As the representation of the iteration step, the choice of the exactness of the zeros/fix points are only important for the actual speed of how the resulting graphics is generated.

In some cases there is a choice among the zeros or fixpoint set but with the surrounding adopted to that choices. Some call the using the loupe.

There is general discussion about these problem category: http://ocw.mit.edu/ans7870/resources/Strang/Edited/Calculus/Calculus.pdf.

There was risen the question of whether there is a correspondence between real attractors in physics and those from the corresponding fractal system. Since there zeros and fixpoint often are the same. And in general, there is none. As is the case that nice fractals do not need to produce beautiful curves of motion.
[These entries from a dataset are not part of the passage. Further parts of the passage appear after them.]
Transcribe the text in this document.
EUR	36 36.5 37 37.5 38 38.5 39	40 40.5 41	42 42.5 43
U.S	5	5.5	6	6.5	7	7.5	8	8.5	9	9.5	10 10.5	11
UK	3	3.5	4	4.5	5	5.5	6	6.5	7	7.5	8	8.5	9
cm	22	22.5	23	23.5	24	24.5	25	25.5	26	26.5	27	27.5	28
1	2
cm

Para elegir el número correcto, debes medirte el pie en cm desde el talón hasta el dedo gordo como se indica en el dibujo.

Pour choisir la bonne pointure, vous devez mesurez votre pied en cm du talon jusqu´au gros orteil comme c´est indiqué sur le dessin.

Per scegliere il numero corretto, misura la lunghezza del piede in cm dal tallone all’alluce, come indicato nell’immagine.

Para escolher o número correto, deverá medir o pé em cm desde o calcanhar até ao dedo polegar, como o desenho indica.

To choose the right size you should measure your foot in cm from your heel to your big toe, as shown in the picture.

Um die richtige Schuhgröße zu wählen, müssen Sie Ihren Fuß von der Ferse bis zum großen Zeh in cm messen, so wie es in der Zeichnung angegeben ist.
One strategy aspect is in common, each set of zeros or fixpoint are in need a careful investigation. For zero that is a methodology for finding them and all of them. For the fixpoints find them, identify them, calculate the speed of convergence for the selected starting point set. Each step is rather difficult and more complex than the calculation of such graphics is after the algorithm is taken from the literature. There are books around emergent from investigation of fractals and the attempts of there application to real meaningful systems.

Fractals are a while around and there are at present plenty of articles around summing up the net effect, the benefits of fractals and the perspective of fractals in the future. There has not been much. Search for example the publications of Science.